Adversary is a state actor. State actors are the best funded and most sophisticated attackers. They are the highest known threat and have the ability to execute all known attacks. Their well funded operations allow them to pursue goals over long periods of time, relying on subversion, false flags, insider threats via planting moles, compromise of hardware supply and software supply chains, the use of advanced non-commercially available cyber-warfare tools, combining many 0day vulnerabilities to construct highly effective exploit chain. This level of adversary demands the highest known standards of security, which is typically upheld only by the most sophisticated companies and the military.

#### Attacks

* Tamper with the supply chain of any single hardware/firmware component

* Quickly and covertly relocate any device to a lab environment, complete attacks within a short time period, and return the device to its original location

* Use sophisticated [side channel attacks](side-channel-attacks.md) for exfiltrating data, cryptographic material being a high risk target

* Non-deterministic encryption/signatures/data

* Differential Fault Analysis (DFA)

* Data remanence

### Requirements

* All signing systems:

  * MUST have dual implementations of all policy enforcement and signing logic

  * MUST use two or more unrelated hardware supply chains for generating cryptographic material

    * Example: Rust on RISC-V Linux on an FPGA vs C on PPC Gemalto enclave

  * MUST return deterministic results

    * Results are only exported for chain broadcast if identical

  * MUST be stored in near zero emissions vaults a single user can't open

    * See: NSA TEMPEST

  * MUST ensure that individuals are scanned for devices before entering the vault

  * MUST only communicate with outside world via fiber optic serial terminal
    - [ ] TODO do we even want this in the facility?

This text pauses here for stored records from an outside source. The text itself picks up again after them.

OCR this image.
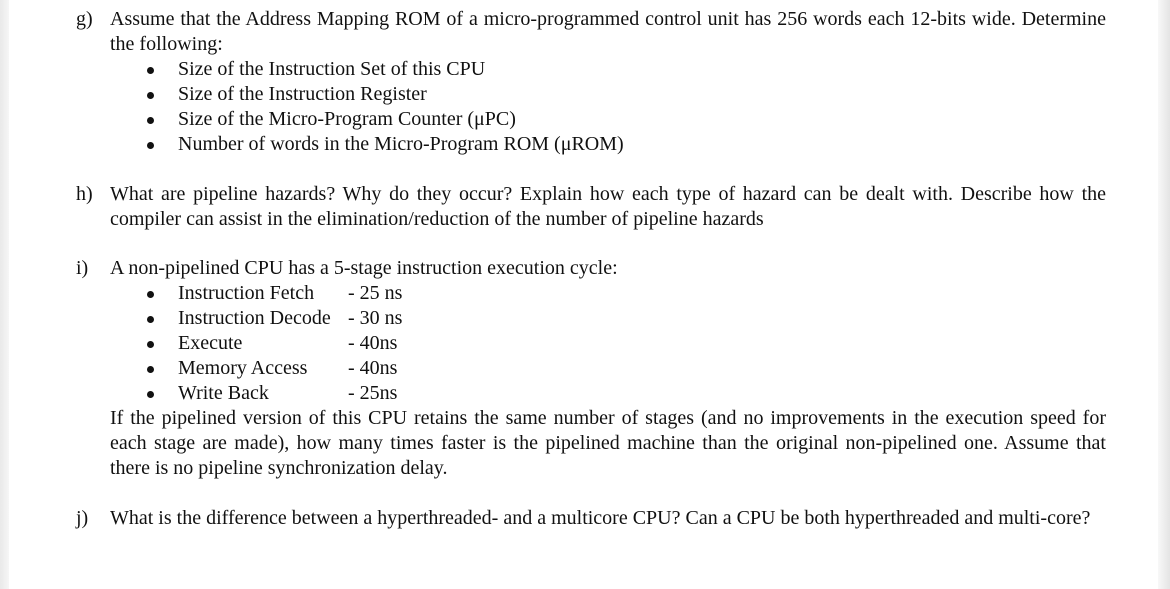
g) Assume that the Address Mapping ROM of a micro-programmed control unit has 256 words each 12-bits wide. Determine the following:

Size of the Instruction Set of this CPU
Size of the Instruction Register
Size of the Micro-Program Counter (μPC)
Number of words in the Micro-Program ROM (μROM)
h) What are pipeline hazards? Why do they occur? Explain how each type of hazard can be dealt with. Describe how the compiler can assist in the elimination/reduction of the number of pipeline hazards

i)	A non-pipelined CPU has a 5-stage instruction execution cycle:

Instruction Fetch - 25 ns
Instruction Decode - 30 ns
Execute	- 40ns
Memory Access - 40ns
Write Back	- 25ns

If the pipelined version of this CPU retains the same number of stages (and no improvements in the execution speed for each stage are made), how many times faster is the pipelined machine than the original non-pipelined one. Assume that there is no pipeline synchronization delay.

j)	What is the difference between a hyperthreaded- and a multicore CPU? Can a CPU be both hyperthreaded and multi-core?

  * MUST be housed in Class III bank vault or better

  * MUST have constant environment deviation monitoring

    * Thermal, Acoustic, Air quality, Optical

  * MUST destroy key material on significant environment deviations

    * TODO: methods for doing this

  * MUST be accessible physically with cooperative physical access

    * MAY use FF-L-2740B or better locks with dual pin enforcement

    * MAY use dual biometric enforcement to get near area and disarm security

## Additional Threat Model Notes

### Smart Cards

The Operator Smart Card uses the default PIN because it is meant to be something
a user "has", rather than "knows". On the other hand, the Location Smart Card
is protected by a complex PIN, which can only be decrypted using the PGP keys
stored on the Operator Smart Card. This is done in order to protect the access
to the Location key by anyone except the Operator, but also to allow for adding
controls which require more than one individual to access a Location Smart Card.
In this way, there is an additional "quorum" which needs to be achieved to
access the Location key - more on this in the [Location](locations.md) section.

The Smart Cards are used as they are an HSM (Hardware Security Module) which
provides excellent protection for the cryptographic material stored on it, and
they are portable, which makes them suitable for creating systems where the
cards are in separate physical locations, and need to be brought together in
order to re-assemble secret material.